Hagar is a legend, no doubt about it. His tenure in hard-rock legends Montrose began in the early seventies and Hagar continued to deliver classic albums like STANDING HAMPTON and V.O.A. before signing on with a little band from California called Van Halen (maybe you’ve heard of them?). After quitting (or being fired depending on which side you believe) Van Halen, Hagar picked up his solo career once again releasing several albums along the way which takes us up to where the documentary takes place.

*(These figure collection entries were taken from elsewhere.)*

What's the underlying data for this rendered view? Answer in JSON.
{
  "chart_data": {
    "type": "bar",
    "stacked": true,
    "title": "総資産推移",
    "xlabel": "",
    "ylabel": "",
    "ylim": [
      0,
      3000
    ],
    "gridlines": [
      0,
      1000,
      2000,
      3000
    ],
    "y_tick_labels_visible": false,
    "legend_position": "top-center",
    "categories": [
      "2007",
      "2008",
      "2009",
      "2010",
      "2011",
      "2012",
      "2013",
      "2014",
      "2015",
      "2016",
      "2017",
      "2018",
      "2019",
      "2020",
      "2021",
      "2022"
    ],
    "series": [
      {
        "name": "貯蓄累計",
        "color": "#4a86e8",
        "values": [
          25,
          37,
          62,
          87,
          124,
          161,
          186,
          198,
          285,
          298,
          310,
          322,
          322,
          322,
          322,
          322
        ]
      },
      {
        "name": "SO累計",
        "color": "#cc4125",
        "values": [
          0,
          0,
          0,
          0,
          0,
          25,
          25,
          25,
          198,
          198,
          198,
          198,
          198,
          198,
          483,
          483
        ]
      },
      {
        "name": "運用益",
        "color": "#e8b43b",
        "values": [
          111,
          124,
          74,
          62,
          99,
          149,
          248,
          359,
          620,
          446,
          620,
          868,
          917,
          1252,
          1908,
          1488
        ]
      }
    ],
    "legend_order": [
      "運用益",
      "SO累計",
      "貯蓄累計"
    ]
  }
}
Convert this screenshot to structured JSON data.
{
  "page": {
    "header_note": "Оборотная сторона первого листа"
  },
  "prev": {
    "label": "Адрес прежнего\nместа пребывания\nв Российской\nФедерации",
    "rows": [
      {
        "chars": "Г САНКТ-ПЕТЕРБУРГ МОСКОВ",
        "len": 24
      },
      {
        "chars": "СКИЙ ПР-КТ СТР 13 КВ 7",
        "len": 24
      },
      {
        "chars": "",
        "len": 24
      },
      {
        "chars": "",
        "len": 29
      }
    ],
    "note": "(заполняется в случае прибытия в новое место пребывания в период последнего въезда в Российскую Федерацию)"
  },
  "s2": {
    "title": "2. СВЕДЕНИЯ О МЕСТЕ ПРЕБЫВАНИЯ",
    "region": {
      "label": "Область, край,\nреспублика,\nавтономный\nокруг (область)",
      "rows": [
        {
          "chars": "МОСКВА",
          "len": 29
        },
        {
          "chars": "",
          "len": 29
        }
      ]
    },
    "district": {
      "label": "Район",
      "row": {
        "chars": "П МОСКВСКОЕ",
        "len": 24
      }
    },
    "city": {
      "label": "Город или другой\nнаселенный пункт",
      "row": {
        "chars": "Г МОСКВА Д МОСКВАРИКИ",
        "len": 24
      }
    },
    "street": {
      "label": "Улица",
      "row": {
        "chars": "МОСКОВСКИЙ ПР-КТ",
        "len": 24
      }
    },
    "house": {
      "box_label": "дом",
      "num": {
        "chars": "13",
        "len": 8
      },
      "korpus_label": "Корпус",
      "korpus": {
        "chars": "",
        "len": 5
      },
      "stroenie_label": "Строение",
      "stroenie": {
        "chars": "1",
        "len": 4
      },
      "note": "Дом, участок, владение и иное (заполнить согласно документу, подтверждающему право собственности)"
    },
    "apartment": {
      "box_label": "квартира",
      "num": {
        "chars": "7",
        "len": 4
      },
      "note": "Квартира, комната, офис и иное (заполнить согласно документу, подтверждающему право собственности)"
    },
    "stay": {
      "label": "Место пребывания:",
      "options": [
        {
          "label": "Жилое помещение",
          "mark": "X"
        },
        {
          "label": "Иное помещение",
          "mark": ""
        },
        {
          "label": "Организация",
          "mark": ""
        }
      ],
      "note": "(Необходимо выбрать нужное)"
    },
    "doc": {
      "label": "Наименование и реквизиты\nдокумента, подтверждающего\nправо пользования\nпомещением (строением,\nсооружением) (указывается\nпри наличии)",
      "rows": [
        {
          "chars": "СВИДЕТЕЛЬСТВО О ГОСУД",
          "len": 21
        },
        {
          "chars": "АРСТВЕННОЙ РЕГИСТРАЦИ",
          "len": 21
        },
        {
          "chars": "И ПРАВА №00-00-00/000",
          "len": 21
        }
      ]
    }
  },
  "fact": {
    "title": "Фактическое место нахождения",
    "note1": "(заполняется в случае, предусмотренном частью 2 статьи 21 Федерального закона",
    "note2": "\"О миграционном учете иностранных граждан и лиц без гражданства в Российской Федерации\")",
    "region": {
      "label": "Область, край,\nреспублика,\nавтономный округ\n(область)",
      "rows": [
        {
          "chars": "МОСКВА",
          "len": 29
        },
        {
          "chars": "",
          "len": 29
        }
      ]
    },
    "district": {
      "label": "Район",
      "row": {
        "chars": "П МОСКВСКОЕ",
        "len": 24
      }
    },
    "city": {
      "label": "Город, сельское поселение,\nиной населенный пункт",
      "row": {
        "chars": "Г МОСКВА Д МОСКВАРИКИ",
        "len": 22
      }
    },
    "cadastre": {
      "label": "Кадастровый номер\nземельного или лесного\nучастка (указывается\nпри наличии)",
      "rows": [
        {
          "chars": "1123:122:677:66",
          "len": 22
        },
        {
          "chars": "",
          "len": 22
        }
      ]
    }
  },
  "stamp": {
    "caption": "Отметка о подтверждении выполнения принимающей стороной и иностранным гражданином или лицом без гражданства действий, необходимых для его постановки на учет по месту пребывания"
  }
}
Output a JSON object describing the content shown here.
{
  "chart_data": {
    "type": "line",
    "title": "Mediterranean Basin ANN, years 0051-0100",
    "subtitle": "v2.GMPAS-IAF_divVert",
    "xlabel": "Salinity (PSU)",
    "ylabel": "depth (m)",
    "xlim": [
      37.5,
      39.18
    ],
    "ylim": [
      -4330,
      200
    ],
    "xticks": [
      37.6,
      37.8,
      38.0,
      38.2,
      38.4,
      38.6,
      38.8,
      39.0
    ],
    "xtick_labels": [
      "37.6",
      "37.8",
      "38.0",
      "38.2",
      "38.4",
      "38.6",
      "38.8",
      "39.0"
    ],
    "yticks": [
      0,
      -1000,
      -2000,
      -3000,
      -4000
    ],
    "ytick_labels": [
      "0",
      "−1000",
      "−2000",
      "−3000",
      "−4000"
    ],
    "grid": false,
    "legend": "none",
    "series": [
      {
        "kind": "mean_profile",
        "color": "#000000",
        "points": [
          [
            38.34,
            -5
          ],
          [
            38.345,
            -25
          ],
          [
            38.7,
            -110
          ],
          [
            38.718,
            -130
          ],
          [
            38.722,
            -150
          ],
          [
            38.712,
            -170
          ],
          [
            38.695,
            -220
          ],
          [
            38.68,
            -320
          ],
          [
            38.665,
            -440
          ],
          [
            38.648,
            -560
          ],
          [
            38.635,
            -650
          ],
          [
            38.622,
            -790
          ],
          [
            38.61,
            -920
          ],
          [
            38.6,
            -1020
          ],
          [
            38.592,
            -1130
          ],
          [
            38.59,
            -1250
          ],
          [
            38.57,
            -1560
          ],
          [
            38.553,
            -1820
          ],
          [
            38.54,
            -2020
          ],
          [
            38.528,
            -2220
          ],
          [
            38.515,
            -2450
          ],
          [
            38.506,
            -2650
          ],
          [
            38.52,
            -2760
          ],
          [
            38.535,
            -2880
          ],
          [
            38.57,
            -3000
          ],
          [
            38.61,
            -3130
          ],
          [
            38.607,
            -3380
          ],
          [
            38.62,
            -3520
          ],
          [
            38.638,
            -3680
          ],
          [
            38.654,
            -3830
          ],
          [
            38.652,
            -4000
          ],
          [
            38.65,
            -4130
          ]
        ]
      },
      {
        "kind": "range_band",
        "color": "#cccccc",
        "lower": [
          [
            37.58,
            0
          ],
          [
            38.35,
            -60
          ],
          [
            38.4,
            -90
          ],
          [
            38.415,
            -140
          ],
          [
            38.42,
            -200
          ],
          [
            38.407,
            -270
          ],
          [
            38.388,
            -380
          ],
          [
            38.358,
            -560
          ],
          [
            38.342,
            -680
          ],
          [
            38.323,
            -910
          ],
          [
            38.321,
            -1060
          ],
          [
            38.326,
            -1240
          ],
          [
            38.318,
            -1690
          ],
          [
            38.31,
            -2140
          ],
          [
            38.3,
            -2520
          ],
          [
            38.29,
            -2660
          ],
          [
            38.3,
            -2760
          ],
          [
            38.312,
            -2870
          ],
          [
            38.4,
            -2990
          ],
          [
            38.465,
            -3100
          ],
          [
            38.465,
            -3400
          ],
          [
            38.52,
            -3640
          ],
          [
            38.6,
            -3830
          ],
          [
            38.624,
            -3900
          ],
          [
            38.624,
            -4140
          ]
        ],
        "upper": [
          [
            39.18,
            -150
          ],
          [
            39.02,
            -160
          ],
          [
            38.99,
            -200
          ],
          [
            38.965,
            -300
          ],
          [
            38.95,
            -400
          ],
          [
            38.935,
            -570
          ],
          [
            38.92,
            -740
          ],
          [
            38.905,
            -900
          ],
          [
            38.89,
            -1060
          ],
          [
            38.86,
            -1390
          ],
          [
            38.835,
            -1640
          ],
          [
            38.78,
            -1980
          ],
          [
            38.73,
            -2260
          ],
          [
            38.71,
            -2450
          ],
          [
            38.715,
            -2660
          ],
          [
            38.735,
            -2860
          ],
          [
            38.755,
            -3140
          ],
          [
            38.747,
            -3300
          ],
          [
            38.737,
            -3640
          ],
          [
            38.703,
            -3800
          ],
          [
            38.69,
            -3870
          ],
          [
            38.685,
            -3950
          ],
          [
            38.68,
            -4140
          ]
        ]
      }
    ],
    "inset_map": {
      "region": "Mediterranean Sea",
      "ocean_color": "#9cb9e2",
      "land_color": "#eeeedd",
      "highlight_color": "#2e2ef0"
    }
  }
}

This is hardly a “concert video” and, in fact, the live footage almost takes a backseat to the narrative and behind-the-scenes stuff that goes on. Kid Rock, Ted Nugent, Randy “Macho Man” Savage and other famous faces show up to meet Hagar and his own family explains just how the Red Rocker came to music. The interviews are quite interesting and his mother’s pride almost beams from her face as she talks about her son. Looking like an aging surfer, Hagar putters around in flip flops and Hawaiian shirts as he demonstrates his love for cooking, a garage full of vintage cars and is all about his fans as he does meet-and-greets backstage. The most amusing footage surrounds the sideshow that seems to follow Roth. Looking absolutely dreadful with bleached blond hair and spandex, Roth’s glory days are clearly behind him. At one point, Hagar reads aloud a newspaper review of the previous night’s show and seems to revel in the fact that the piece pans Roth and praises him. Roth’s bus blindsides a car and the look on Hagar’s face is one of “What have I gotten myself into?” Hagar addresses the state of Van Halen—which has since become a moot point given their 2004 reunion—and seems genuinely happy on his own while “Beavis & Butthead” (referring to Eddie and Alex Van Halen) decide what is happening.
Of the musical portions, the band rips through killer versions of “Heavy Metal” and “When It’s Love.” Van Halen bandmate, Michael Anthony, appears on a few dates to play some VH classics with the band, as well. In what truly must have caused the universe to fold in on itself, Hagar’s replacement in Van Halen, Gary Cherone, comes on stage to perform a cover of Led Zeppelin’s “Rock and Roll.” Too bad Roth wasn’t around at this point because how trippy would that have been to see the three of them trading verses together?
The second DVD features over four hours of Sammy Hagar bonus features and information that take the viewer even further into the artist and the man. Included are a painfully detailed discography with sound clips from EVERY song on EVERY album Hagar has ever released, an intimate photo gallery (backed with a rare Hagar song), original hand-written lyrics, complete videography (with and without commentary by Hagar and director Gil Bettman), a short documentary detailing his rise from a dirt poor family to a hard rock legend, a trivia game with access to extra footage if you get the answers right, how to make a Waborita using Hagar’s premium Cabo Wabo tequila and the best piece, the “Cooking With Sammy” documentary where Hagar shows in full detail how he makes his famous spaghetti sauce.
All in all, THE LONG ROAD TO CABO is a fascinating exploration of the life of Sammy Hagar. Do not pick up this DVD if you are looking for a two hour Hagar show because that is not what it is about. His life, both off-stage and on, are covered in painful detail and with a very candid approach. Hagar’s disdain for David Lee Roth is never hidden nor are his feelings towards his former bandmates in Van Halen so this really is a warts-and-all production. The bonus features would be worth the price of a standalone DVD themselves so for around $30, you’ll get more information than you ever needed to know about Sammy Hagar, some great music and a bit of a look into the life of what makes a rock and roll legend tick.